Carlos Matos |
“Os momentos” conversou com o pianista e professor de música Carlos Matos via facebook. Ele, na sua residência na Holanda, e nós, por cá, algures, no arquipélago.
Aos 5 anos, quando acompanhado da mãe foi assistir a um show do grupo Voz de Cabo Verde, soube que rumo dar à sua vida. Queria ser músico e um homem do piano. Começou a estudar música aos 9 anos. Fez conservatória, basicamente para música clássica, mas veio despertar-se para a música cabo-verdiana bem depois, após um repto da própria conservatória. Do retorno às raízes, Matos leva a música cabo-verdiana à conservatória, e surge o primeiro projecto World Music Orchestra Codarts de que se torna maestro.
O músico que admite que na adolescência “não gostava da música de Cabo Verde”, descobriu depois um mundo de possibilidades rítmicas, estéticas e culturais. “Eu descobri que você pode desenvolver a música cabo-verdiana, em muitos aspectos”, diz. “Comecei, em 1995, com a minha primeira banda acústica Nostalgia onde aprendi o básico da música cabo-verdiana tradicional, e descobri as minhas raízes, não apenas como músico.” Em termos de banda, integrou ainda os Koladance e o emblemático grupo Rabelados. No seu percurso, além de vários artistas e bandas estrangeiros, Matos já acompanhou nomes nacionais como Luis Morais, Ildo Lobo, Titina, Boy Ge Mendes, Tito Paris e muitos outros.
Cabocubajazz, a Banda, o Disco
Em 2008, com o famoso percussionista alemão Nils Fischer, ele funda uma banda e agora veio o primeiro disco: Cabocubajazz - Rikeza e Valor. Pela plástica e pela gramática, sem perder-se das raízes todas, este disco materializa o pensamento musical de Matos. Ritmos juntos, cubanos e cabo-verdianos, todos crioulos; jazz é cabo-verdiano, mas é também cubano. As vozes também são partilhadas: Dina Medina, Grace Évora e o colombiano Alberto Caicedo. A banda também é uma amálgama de nacionalidades: Sérvia, Colómbia, Estados Unidos, Senegal, Alemanha, Curaçao e, claro, Cabo Verde.

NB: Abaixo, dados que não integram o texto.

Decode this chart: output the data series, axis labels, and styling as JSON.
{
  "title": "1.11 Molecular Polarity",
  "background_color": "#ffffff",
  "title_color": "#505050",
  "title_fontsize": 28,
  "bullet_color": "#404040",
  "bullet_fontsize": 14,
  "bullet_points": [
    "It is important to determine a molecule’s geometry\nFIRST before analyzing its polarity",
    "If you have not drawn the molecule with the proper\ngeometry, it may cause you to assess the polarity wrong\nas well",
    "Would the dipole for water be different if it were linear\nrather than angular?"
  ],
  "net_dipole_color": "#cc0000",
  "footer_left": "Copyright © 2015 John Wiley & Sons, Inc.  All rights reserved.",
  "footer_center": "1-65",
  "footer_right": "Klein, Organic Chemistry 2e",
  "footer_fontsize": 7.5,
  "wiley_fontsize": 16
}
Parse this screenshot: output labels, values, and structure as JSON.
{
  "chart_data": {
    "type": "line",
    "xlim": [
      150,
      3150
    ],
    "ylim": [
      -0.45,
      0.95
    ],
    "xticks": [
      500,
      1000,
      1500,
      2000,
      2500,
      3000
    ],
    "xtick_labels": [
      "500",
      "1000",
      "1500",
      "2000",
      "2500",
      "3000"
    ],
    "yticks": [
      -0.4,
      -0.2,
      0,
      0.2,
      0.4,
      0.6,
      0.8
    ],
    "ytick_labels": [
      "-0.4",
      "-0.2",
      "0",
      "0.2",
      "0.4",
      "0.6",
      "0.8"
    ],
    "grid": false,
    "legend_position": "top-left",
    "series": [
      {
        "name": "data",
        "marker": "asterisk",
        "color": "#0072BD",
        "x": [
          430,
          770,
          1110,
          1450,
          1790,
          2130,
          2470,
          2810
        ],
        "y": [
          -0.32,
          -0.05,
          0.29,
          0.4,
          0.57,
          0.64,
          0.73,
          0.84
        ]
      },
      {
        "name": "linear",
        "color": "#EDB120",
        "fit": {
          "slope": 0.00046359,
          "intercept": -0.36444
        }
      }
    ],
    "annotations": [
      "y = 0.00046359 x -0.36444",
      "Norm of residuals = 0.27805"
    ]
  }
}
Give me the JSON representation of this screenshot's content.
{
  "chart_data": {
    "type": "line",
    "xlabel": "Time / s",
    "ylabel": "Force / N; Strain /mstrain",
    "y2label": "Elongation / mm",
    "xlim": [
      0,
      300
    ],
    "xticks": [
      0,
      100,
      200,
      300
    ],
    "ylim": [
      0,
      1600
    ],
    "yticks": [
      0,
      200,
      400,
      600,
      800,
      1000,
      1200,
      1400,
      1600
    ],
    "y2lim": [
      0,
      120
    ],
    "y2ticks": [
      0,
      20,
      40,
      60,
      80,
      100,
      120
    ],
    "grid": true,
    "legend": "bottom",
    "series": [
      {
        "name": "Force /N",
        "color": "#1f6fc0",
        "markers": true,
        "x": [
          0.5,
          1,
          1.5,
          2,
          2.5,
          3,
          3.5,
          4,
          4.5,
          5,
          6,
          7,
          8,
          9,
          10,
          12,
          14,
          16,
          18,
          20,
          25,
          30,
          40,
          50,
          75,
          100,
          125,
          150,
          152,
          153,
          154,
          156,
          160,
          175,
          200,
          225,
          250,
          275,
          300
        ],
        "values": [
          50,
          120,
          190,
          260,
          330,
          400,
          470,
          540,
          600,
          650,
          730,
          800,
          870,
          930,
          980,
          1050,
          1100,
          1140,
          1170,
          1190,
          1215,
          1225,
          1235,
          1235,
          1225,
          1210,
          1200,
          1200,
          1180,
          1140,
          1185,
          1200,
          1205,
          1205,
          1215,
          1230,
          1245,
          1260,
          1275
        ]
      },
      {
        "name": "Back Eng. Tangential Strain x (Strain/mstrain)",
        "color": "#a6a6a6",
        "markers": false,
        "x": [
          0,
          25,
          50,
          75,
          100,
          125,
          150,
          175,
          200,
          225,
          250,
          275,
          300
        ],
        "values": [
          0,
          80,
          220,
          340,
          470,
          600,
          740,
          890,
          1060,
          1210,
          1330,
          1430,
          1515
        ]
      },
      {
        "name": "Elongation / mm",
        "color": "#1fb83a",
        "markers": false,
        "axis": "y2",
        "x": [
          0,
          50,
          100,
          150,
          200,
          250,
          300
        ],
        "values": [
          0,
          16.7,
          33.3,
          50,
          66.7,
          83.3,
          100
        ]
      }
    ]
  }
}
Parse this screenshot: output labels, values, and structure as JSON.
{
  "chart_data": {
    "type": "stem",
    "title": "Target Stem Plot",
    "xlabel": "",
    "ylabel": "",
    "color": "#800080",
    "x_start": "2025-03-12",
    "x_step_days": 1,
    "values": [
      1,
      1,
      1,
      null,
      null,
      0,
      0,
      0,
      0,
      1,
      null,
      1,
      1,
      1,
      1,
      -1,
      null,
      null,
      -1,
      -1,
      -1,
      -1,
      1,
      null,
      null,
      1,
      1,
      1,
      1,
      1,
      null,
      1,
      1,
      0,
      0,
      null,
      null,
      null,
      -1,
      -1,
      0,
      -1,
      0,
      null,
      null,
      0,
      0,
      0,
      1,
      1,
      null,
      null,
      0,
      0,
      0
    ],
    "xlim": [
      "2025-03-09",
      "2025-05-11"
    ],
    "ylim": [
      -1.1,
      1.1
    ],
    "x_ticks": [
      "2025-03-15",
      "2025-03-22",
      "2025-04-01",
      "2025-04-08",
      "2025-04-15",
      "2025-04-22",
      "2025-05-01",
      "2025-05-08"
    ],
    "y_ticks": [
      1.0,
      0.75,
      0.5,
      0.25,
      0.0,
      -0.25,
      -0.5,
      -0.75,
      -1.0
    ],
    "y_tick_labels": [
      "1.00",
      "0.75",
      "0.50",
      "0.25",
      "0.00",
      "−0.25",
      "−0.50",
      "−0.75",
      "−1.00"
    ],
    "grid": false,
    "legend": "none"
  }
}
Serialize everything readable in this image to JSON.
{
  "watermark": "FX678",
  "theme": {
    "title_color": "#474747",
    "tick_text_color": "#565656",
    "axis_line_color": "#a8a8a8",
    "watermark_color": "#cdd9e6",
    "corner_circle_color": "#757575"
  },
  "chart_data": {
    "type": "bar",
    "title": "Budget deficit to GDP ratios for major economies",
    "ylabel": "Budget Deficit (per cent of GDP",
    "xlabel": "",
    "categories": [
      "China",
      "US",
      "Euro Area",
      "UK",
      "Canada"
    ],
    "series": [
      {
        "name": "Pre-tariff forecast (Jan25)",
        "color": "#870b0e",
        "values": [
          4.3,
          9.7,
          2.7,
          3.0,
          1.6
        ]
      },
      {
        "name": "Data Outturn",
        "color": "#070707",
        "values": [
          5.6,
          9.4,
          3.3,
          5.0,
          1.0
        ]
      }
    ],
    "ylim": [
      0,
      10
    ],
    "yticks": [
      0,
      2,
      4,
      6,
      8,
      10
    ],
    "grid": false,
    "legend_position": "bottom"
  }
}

A experimentação permanente que sela a carreira do pianista também está plasmada no seu primeiro disco, Caboverdianismo.
Formação musical
Carlos Matos, filho de pais cabo-verdianos, nasceu há 39 anos, e sempre viveu na Holanda. No próximo ano prepara-se para rumar às ilhas e ensinar música na Universidade de Cabo Verde. O Pianista tem um olhar muito preciso sobre a música cabo-verdiana. Entre nós, grava-se muito, mas não é o suficiente, entende.
“A chave do desenvolvimento da nossa música é a EDUCAÇÃO. Estamos conscientes de que a nossa música é reconhecida mundialmente por causa de Cesária Évora e outros, agora é a hora de preparar a nova geração com a nossa música tradicional. Organizar workshops, masterclasses com grandes guitarristas como Báu, Voginha, Kim Alves, Paulino Vieira, pianistas como Tututa, Chico Serra e Toy Vieira. Se não começarmos agora, dentro de 10 a 15 anos algum conhecimento desaparecerá.”

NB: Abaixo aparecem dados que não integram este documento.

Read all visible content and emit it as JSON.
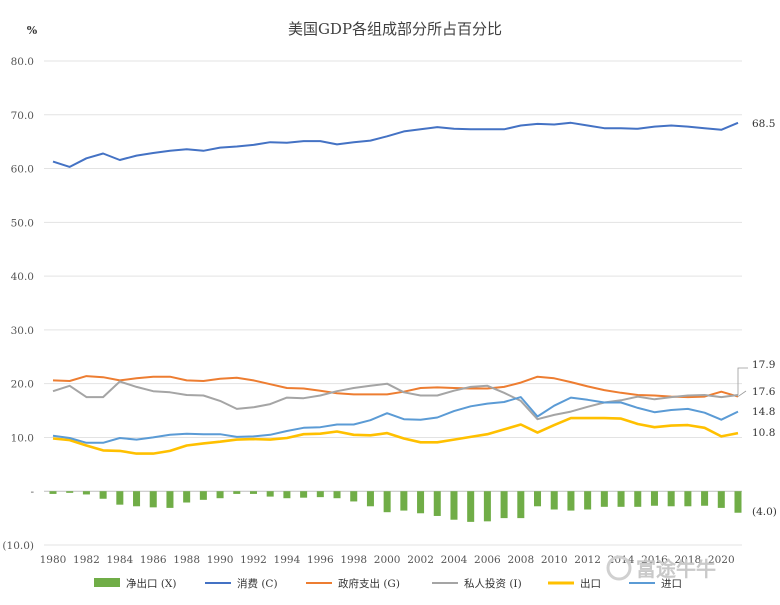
{
  "chart_data": {
    "type": "line",
    "title": "美国GDP各组成部分所占百分比",
    "unit": "%",
    "ylim": [
      -10,
      80
    ],
    "y_ticks": [
      "80.0",
      "70.0",
      "60.0",
      "50.0",
      "40.0",
      "30.0",
      "20.0",
      "10.0",
      "-",
      "(10.0)"
    ],
    "x_ticks": [
      "1980",
      "1982",
      "1984",
      "1986",
      "1988",
      "1990",
      "1992",
      "1994",
      "1996",
      "1998",
      "2000",
      "2002",
      "2004",
      "2006",
      "2008",
      "2010",
      "2012",
      "2014",
      "2016",
      "2018",
      "2020"
    ],
    "years": [
      1980,
      1981,
      1982,
      1983,
      1984,
      1985,
      1986,
      1987,
      1988,
      1989,
      1990,
      1991,
      1992,
      1993,
      1994,
      1995,
      1996,
      1997,
      1998,
      1999,
      2000,
      2001,
      2002,
      2003,
      2004,
      2005,
      2006,
      2007,
      2008,
      2009,
      2010,
      2011,
      2012,
      2013,
      2014,
      2015,
      2016,
      2017,
      2018,
      2019,
      2020,
      2021
    ],
    "grid": true,
    "legend_position": "bottom",
    "series": [
      {
        "name": "净出口 (X)",
        "type": "bar",
        "color": "#70ad47",
        "values": [
          -0.5,
          -0.3,
          -0.6,
          -1.4,
          -2.5,
          -2.8,
          -3.0,
          -3.1,
          -2.1,
          -1.6,
          -1.3,
          -0.5,
          -0.5,
          -1.0,
          -1.3,
          -1.2,
          -1.1,
          -1.3,
          -1.9,
          -2.8,
          -3.9,
          -3.6,
          -4.1,
          -4.6,
          -5.3,
          -5.7,
          -5.6,
          -5.0,
          -5.0,
          -2.8,
          -3.4,
          -3.6,
          -3.4,
          -2.9,
          -2.9,
          -2.9,
          -2.7,
          -2.8,
          -2.8,
          -2.7,
          -3.1,
          -4.0
        ]
      },
      {
        "name": "消费 (C)",
        "type": "line",
        "color": "#4472c4",
        "values": [
          61.3,
          60.3,
          61.9,
          62.8,
          61.6,
          62.4,
          62.9,
          63.3,
          63.6,
          63.3,
          63.9,
          64.1,
          64.4,
          64.9,
          64.8,
          65.1,
          65.1,
          64.5,
          64.9,
          65.2,
          66.0,
          66.9,
          67.3,
          67.7,
          67.4,
          67.3,
          67.3,
          67.3,
          68.0,
          68.3,
          68.2,
          68.5,
          68.0,
          67.5,
          67.5,
          67.4,
          67.8,
          68.0,
          67.8,
          67.5,
          67.2,
          68.5
        ]
      },
      {
        "name": "政府支出 (G)",
        "type": "line",
        "color": "#ed7d31",
        "values": [
          20.6,
          20.5,
          21.4,
          21.2,
          20.6,
          21.0,
          21.3,
          21.3,
          20.6,
          20.5,
          20.9,
          21.1,
          20.6,
          19.9,
          19.2,
          19.1,
          18.7,
          18.2,
          18.0,
          18.0,
          18.0,
          18.5,
          19.2,
          19.3,
          19.2,
          19.1,
          19.1,
          19.4,
          20.2,
          21.3,
          21.0,
          20.3,
          19.5,
          18.8,
          18.3,
          17.9,
          17.8,
          17.6,
          17.5,
          17.6,
          18.5,
          17.6
        ]
      },
      {
        "name": "私人投资 (I)",
        "type": "line",
        "color": "#a5a5a5",
        "values": [
          18.6,
          19.6,
          17.5,
          17.5,
          20.4,
          19.4,
          18.6,
          18.4,
          17.9,
          17.8,
          16.8,
          15.3,
          15.6,
          16.2,
          17.4,
          17.3,
          17.8,
          18.6,
          19.2,
          19.6,
          20.0,
          18.4,
          17.8,
          17.8,
          18.7,
          19.4,
          19.6,
          18.3,
          16.8,
          13.4,
          14.2,
          14.8,
          15.7,
          16.5,
          16.9,
          17.6,
          17.1,
          17.5,
          17.8,
          17.9,
          17.5,
          17.9
        ]
      },
      {
        "name": "出口",
        "type": "line",
        "color": "#ffc000",
        "values": [
          9.8,
          9.5,
          8.5,
          7.6,
          7.5,
          7.0,
          7.0,
          7.5,
          8.5,
          8.9,
          9.2,
          9.6,
          9.7,
          9.6,
          9.9,
          10.6,
          10.7,
          11.1,
          10.5,
          10.4,
          10.8,
          9.8,
          9.1,
          9.1,
          9.6,
          10.1,
          10.6,
          11.5,
          12.4,
          10.9,
          12.3,
          13.6,
          13.6,
          13.6,
          13.5,
          12.5,
          11.9,
          12.2,
          12.3,
          11.8,
          10.2,
          10.8
        ]
      },
      {
        "name": "进口",
        "type": "line",
        "color": "#5b9bd5",
        "values": [
          10.3,
          9.9,
          9.0,
          9.0,
          9.9,
          9.6,
          10.0,
          10.5,
          10.7,
          10.6,
          10.6,
          10.1,
          10.2,
          10.5,
          11.2,
          11.8,
          11.9,
          12.4,
          12.4,
          13.2,
          14.5,
          13.4,
          13.3,
          13.7,
          14.9,
          15.8,
          16.3,
          16.6,
          17.5,
          13.9,
          15.9,
          17.4,
          17.0,
          16.5,
          16.5,
          15.5,
          14.7,
          15.1,
          15.3,
          14.6,
          13.3,
          14.8
        ]
      }
    ],
    "end_labels": [
      "68.5",
      "17.9",
      "17.6",
      "14.8",
      "10.8",
      "(4.0)"
    ]
  },
  "watermark": "富途牛牛"
}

É nesse sentido que o pianista desenvolve um projecto de ensino para as crianças; a ideia é encontrar métodos adaptados para tocar a coladeira e a morna. “Como é que o povo japonês pode cantar jazz e fado? Porque existem livros e professores!” É o exemplo que nos deixa.
O Rumo, a estética
O pianista demonstra uma visão positiva sobre o rumo da música cabo-verdiana, mas também fala em alguma inquietação. “Estamos numa fase em que começamos a ser maduros nas escolhas artísticas, o que é bom. Não temos mais a necessidade de copiar o zouk, por exemplo, para torná-lo nosso. Gostaria que voltássemos mais às nossas raízes, para criar algo novo a partir daí. É como uma língua: se você quiser jogar com a gramática, você tem que conhecê- la bem, certo? Miles Davis disse uma vez: If you want to break the rules, you have to know them first!”
Carlos Matos tem em Luís Morais a imagem de uma figura paterna. “Ele incorpou a música cabo-verdiana”. O legendário instrumentista é primo de Carlos Matos, o nosso, hoje, homem do piano.